The town of Lone Pine, CA is seen in the far distance in the valley below. A cold storm dropped snow on the Alabama Hills, which is quite uncommon in late March.
Efficient focus stacking
Focus stacking is the only method that can deal with depth-of-field challenges (a very few tilt lenses can help in a very few situations). Focus stacking has its own challenges and limits, but nothing else even comes close. Besides wind and changing light and other factors outside your control, what makes focus stacking a headache? Simple: field curvature, lens asymmetry, focus shift, correction for secondary chromatic errors. A lens that strictly controls those issues always delivers superior real (actual) depth of field compared to a lens that does not, a bonus result. There is one exception to this ease of use: at close range the 50/3.5 does have considerable peripheral forward focus shift. However, that is not an issue for focus stacking and does not reduce its performance.

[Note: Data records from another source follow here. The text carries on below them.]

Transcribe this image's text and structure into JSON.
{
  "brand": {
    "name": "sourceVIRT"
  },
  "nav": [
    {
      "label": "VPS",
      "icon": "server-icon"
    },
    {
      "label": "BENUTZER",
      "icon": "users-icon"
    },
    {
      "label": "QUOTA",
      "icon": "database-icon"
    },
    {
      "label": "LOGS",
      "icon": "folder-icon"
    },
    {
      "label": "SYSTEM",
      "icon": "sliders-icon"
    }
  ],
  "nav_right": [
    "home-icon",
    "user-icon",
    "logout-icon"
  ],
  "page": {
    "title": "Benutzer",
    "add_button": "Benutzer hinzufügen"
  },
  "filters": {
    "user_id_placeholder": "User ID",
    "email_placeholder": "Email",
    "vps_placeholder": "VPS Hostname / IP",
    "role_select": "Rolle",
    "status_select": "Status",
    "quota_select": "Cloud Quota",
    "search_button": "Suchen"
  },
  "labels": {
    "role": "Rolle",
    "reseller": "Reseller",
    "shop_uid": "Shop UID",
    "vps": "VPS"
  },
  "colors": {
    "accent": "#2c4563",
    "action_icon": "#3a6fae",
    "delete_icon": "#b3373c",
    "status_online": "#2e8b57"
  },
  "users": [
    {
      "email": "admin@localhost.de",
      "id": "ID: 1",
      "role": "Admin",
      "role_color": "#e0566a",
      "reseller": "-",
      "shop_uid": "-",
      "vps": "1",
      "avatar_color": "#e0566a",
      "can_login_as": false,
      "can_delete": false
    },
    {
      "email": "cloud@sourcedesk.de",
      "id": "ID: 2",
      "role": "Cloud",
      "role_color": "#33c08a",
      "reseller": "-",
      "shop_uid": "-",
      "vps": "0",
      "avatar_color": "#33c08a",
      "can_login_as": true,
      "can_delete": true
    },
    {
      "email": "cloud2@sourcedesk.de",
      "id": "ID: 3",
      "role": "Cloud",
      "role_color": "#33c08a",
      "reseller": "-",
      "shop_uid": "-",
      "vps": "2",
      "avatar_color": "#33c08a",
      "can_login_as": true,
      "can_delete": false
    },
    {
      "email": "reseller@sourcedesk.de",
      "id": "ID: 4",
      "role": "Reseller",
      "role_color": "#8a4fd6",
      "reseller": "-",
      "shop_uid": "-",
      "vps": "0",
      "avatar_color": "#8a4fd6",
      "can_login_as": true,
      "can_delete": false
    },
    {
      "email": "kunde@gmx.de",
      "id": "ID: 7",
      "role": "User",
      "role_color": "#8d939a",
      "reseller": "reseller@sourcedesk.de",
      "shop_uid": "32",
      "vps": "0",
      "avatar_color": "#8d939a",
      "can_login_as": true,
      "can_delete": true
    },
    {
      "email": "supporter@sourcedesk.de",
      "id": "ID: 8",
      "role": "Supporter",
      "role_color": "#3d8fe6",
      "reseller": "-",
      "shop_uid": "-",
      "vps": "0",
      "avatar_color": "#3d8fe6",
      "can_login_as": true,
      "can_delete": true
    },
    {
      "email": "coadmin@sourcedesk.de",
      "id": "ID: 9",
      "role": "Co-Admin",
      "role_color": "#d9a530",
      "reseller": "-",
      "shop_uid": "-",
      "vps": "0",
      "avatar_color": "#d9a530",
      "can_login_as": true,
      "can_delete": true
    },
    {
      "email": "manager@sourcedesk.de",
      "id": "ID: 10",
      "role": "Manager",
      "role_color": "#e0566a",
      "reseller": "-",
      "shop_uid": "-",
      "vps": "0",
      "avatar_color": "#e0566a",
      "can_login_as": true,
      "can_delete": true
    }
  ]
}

The Fujifilm GF 50/3.5 delivers on all those counts which is why it is a joy to work with for focus stacking. I can shoot the series knowing that the lens will give me corner-to-corner sharpness with near optimal gains in depth of field for each stop of stopping down. And that the focus will land where I intended (no focus shift), that retouching won’t be horribly confusing by trying to visualize a warped zone of sharpness (field curvature) intersecting a 3D scene. Plus, the sample I bought shows perfect lens symmetry. So, although retouching is often time-consuming, the 50/3.5 eliminates ALL the hassle factors that I have learned to loathe in a lens. The 50/3.5 is as ideal a lens for focus stacking as I’ve seen, which is high praise indeed.
The Fujifilm GF 50mm f/3.5 R LM WR is a gem in the GF lens lineup. It’s the smallest and lightest, least expensive, highest performance lens in its range, and (mostly) free of optical headaches leading to sub-optimal results. It should be at the top of the list for most all Fujifilm medium format shooters.